Bus di Kenya diserang militan Al Shabab @metor.co.ukSekelompok umat muslim di Kenya yang diserang militan Al Shabab saat melakukan perjalanan dengan bus berusaha melindungi penumpang Ksiten dengan menolak dipisahkan.
Penyanderaan itu terjadi Senin (21/12) kemarin di Mandera, Distrik El Wak, timur laut Kenya.
Para muslim itu mengatakan kepada penyerangnya, agar "membunuh mereka bersama atau membebaskan mereka", kata gubernur setempat kepada media Kenya.
Dua orang tewas dalam insiden penyerangan tersebut, dilansir dari BBC Indonesia.

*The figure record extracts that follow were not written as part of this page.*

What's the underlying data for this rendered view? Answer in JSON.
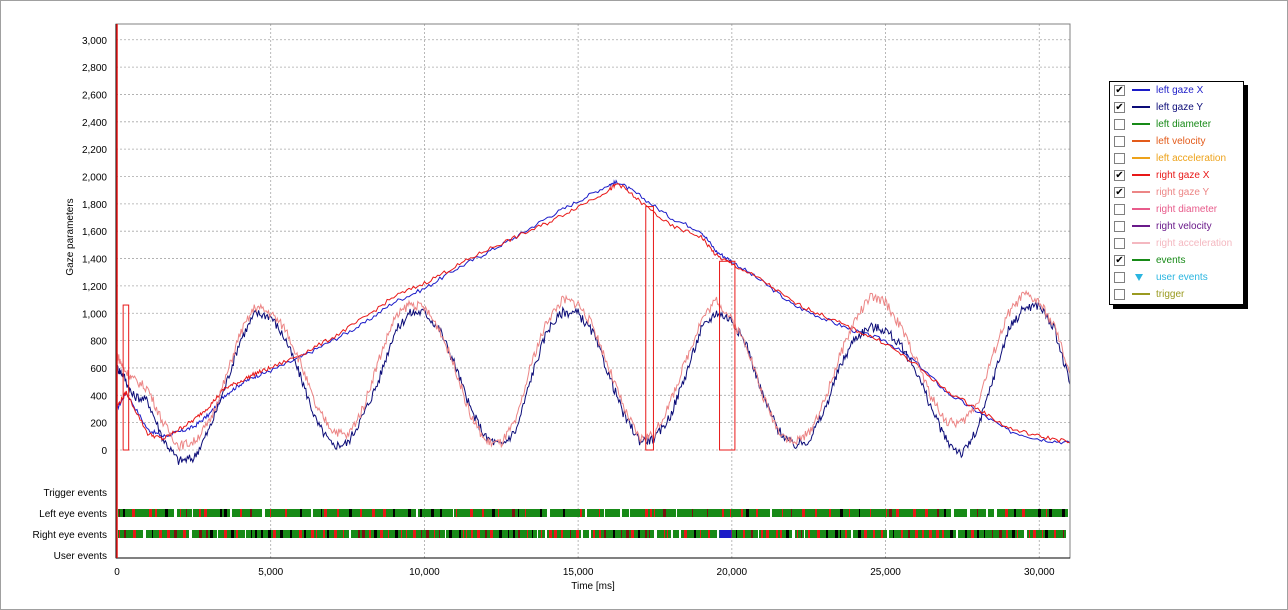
{
  "chart_data": {
    "type": "line",
    "xlabel": "Time [ms]",
    "ylabel": "Gaze parameters",
    "xlim": [
      0,
      31000
    ],
    "ylim": [
      -250,
      3150
    ],
    "x_ticks": [
      "0",
      "5,000",
      "10,000",
      "15,000",
      "20,000",
      "25,000",
      "30,000"
    ],
    "x_tick_values": [
      0,
      5000,
      10000,
      15000,
      20000,
      25000,
      30000
    ],
    "y_ticks": [
      "0",
      "200",
      "400",
      "600",
      "800",
      "1,000",
      "1,200",
      "1,400",
      "1,600",
      "1,800",
      "2,000",
      "2,200",
      "2,400",
      "2,600",
      "2,800",
      "3,000"
    ],
    "y_tick_values": [
      0,
      200,
      400,
      600,
      800,
      1000,
      1200,
      1400,
      1600,
      1800,
      2000,
      2200,
      2400,
      2600,
      2800,
      3000
    ],
    "grid": true,
    "legend_position": "right",
    "event_rows": [
      "Trigger events",
      "Left eye events",
      "Right eye events",
      "User events"
    ],
    "series": [
      {
        "name": "left gaze X",
        "color": "#1c1cc8",
        "x": [
          0,
          300,
          1000,
          1500,
          2000,
          2500,
          3000,
          3500,
          4000,
          4500,
          5000,
          6000,
          7000,
          8000,
          9000,
          10000,
          11000,
          12000,
          13000,
          14000,
          15000,
          16000,
          16300,
          17000,
          18000,
          19000,
          19500,
          20000,
          21000,
          22000,
          23000,
          24000,
          25000,
          26000,
          27000,
          28000,
          29000,
          30000,
          31000
        ],
        "y": [
          300,
          420,
          150,
          100,
          130,
          170,
          260,
          400,
          480,
          540,
          580,
          680,
          800,
          920,
          1080,
          1180,
          1320,
          1440,
          1560,
          1700,
          1820,
          1940,
          1960,
          1860,
          1700,
          1600,
          1450,
          1380,
          1230,
          1060,
          960,
          870,
          800,
          640,
          420,
          280,
          140,
          80,
          50
        ]
      },
      {
        "name": "left gaze Y",
        "color": "#0c0c78",
        "x": [
          0,
          200,
          500,
          1000,
          1500,
          2000,
          2500,
          3000,
          3500,
          4000,
          4500,
          5000,
          5500,
          6000,
          6500,
          7000,
          7500,
          8000,
          8500,
          9000,
          9500,
          10000,
          10500,
          11000,
          11500,
          12000,
          12500,
          13000,
          13500,
          14000,
          14500,
          15000,
          15500,
          16000,
          16500,
          17000,
          17500,
          18000,
          18500,
          19000,
          19500,
          20000,
          20500,
          21000,
          21500,
          22000,
          22500,
          23000,
          23500,
          24000,
          24500,
          25000,
          25500,
          26000,
          26500,
          27000,
          27500,
          28000,
          28500,
          29000,
          29500,
          30000,
          30500,
          31000
        ],
        "y": [
          600,
          550,
          400,
          360,
          80,
          -80,
          -60,
          150,
          450,
          800,
          1000,
          980,
          800,
          520,
          200,
          30,
          50,
          250,
          500,
          850,
          1000,
          1010,
          880,
          620,
          300,
          90,
          30,
          150,
          550,
          880,
          1010,
          1000,
          850,
          550,
          250,
          70,
          80,
          250,
          550,
          880,
          1010,
          950,
          760,
          400,
          150,
          30,
          70,
          280,
          600,
          820,
          900,
          880,
          760,
          580,
          300,
          60,
          -30,
          150,
          520,
          880,
          1040,
          1060,
          880,
          480
        ]
      },
      {
        "name": "right gaze X",
        "color": "#e81818",
        "x": [
          0,
          300,
          1000,
          1500,
          2000,
          2500,
          3000,
          3500,
          4000,
          4500,
          5000,
          6000,
          7000,
          8000,
          9000,
          10000,
          11000,
          12000,
          13000,
          14000,
          15000,
          16000,
          16300,
          17000,
          18000,
          19000,
          19500,
          20000,
          21000,
          22000,
          23000,
          24000,
          25000,
          26000,
          27000,
          28000,
          29000,
          30000,
          31000
        ],
        "y": [
          320,
          420,
          120,
          80,
          150,
          220,
          320,
          450,
          500,
          560,
          600,
          700,
          820,
          960,
          1120,
          1220,
          1340,
          1460,
          1560,
          1660,
          1780,
          1900,
          1950,
          1820,
          1640,
          1560,
          1420,
          1360,
          1240,
          1080,
          980,
          880,
          780,
          620,
          430,
          300,
          160,
          100,
          60
        ]
      },
      {
        "name": "right gaze Y",
        "color": "#ec8686",
        "x": [
          0,
          200,
          500,
          1000,
          1500,
          2000,
          2500,
          3000,
          3500,
          4000,
          4500,
          5000,
          5500,
          6000,
          6500,
          7000,
          7500,
          8000,
          8500,
          9000,
          9500,
          10000,
          10500,
          11000,
          11500,
          12000,
          12500,
          13000,
          13500,
          14000,
          14500,
          15000,
          15500,
          16000,
          16500,
          17000,
          17500,
          18000,
          18500,
          19000,
          19500,
          20000,
          20500,
          21000,
          21500,
          22000,
          22500,
          23000,
          23500,
          24000,
          24500,
          25000,
          25500,
          26000,
          26500,
          27000,
          27500,
          28000,
          28500,
          29000,
          29500,
          30000,
          30500,
          31000
        ],
        "y": [
          700,
          600,
          520,
          450,
          200,
          30,
          60,
          200,
          500,
          850,
          1050,
          1000,
          880,
          620,
          300,
          150,
          100,
          300,
          650,
          950,
          1070,
          1040,
          880,
          600,
          250,
          60,
          50,
          220,
          650,
          950,
          1100,
          1070,
          900,
          600,
          300,
          80,
          120,
          350,
          650,
          950,
          1100,
          950,
          760,
          400,
          150,
          50,
          120,
          350,
          680,
          950,
          1120,
          1080,
          900,
          660,
          380,
          200,
          200,
          350,
          700,
          1000,
          1140,
          1080,
          900,
          560
        ]
      }
    ],
    "annotation_pulses": [
      {
        "color": "#e81818",
        "x_start": 200,
        "x_end": 380,
        "y_low": 0,
        "y_high": 1060
      },
      {
        "color": "#e81818",
        "x_start": 17200,
        "x_end": 17450,
        "y_low": 0,
        "y_high": 1780
      },
      {
        "color": "#e81818",
        "x_start": 19600,
        "x_end": 20100,
        "y_low": 0,
        "y_high": 1380
      }
    ]
  },
  "legend": [
    {
      "label": "left gaze X",
      "checked": true,
      "color": "#1c1cc8",
      "marker": false
    },
    {
      "label": "left gaze Y",
      "checked": true,
      "color": "#0c0c78",
      "marker": false
    },
    {
      "label": "left diameter",
      "checked": false,
      "color": "#178a17",
      "marker": false
    },
    {
      "label": "left velocity",
      "checked": false,
      "color": "#e35b1a",
      "marker": false
    },
    {
      "label": "left acceleration",
      "checked": false,
      "color": "#eda21a",
      "marker": false
    },
    {
      "label": "right gaze X",
      "checked": true,
      "color": "#e81818",
      "marker": false
    },
    {
      "label": "right gaze Y",
      "checked": true,
      "color": "#ec8686",
      "marker": false
    },
    {
      "label": "right diameter",
      "checked": false,
      "color": "#e85b8b",
      "marker": false
    },
    {
      "label": "right velocity",
      "checked": false,
      "color": "#6a1a8a",
      "marker": false
    },
    {
      "label": "right acceleration",
      "checked": false,
      "color": "#f4b8c0",
      "marker": false
    },
    {
      "label": "events",
      "checked": true,
      "color": "#178a17",
      "marker": false
    },
    {
      "label": "user events",
      "checked": false,
      "color": "#2ab5e0",
      "marker": true
    },
    {
      "label": "trigger",
      "checked": false,
      "color": "#9a9a20",
      "marker": false
    }
  ],
  "check_glyph": "✔"
}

Anggota militan yang bermarkas di Somalia itu merangsek ke dalam bus dan memerintahkan para penumpang muslim memisahkan diri dari mereka yang beragama Kristen.
Namun, mereka menolak. "Mereka yang beragama Islam menolak memisahkan diri dari para non-muslim, dan berkata tegas pada para penyerang, 'bunuh kami semua atau tinggalkan kami'," kata Gubernur Mandera, Ali Roba.
Sementara itu, seorang muslim bernama Abdi Mohamud yang turut disandera di dalam bus tersebut mengatakan, "10 militan yang memasuki bus awalnya berusaha memisahkan kami yang muslim dan mereka yang kristen. Saya mencoba memakaikan atribut Islam kepada mereka agar sulit diketahui identitasnya," kata Abdi.
"Kami tetap berusaha melindungi saudara-saudara kami, sampai akhirnya mereka menyerah," lanjut Abdi.
Tak lama setelah penyerangan itu, jubir Al Shabab, Abdiasis Abu Musab, membenarkan pasukannya yang melakukan penyanderaan itu.
"Beberapa dari musuh Kristen kami tewas, dan lainnya luka-luka," ujarnya.
Kelompok militan Al Shabab pernah menewaskan 147 orang di Universitas Garissa pada bulan April, lalu. Saat itu mereka memisahkan tawanan muslim dengan yang Kristen. Yang Kristen dibantai, sementara tawanan muslim dibebaskan.
Selanjutnya, akhir tahun lalu kelompok ini juga menyerang bus yang berisi rombongan warga Kristen. Sebanyak 36 orang tewas yang sedang dalam perjalanan ke Nairobi untuk merayakan Natal.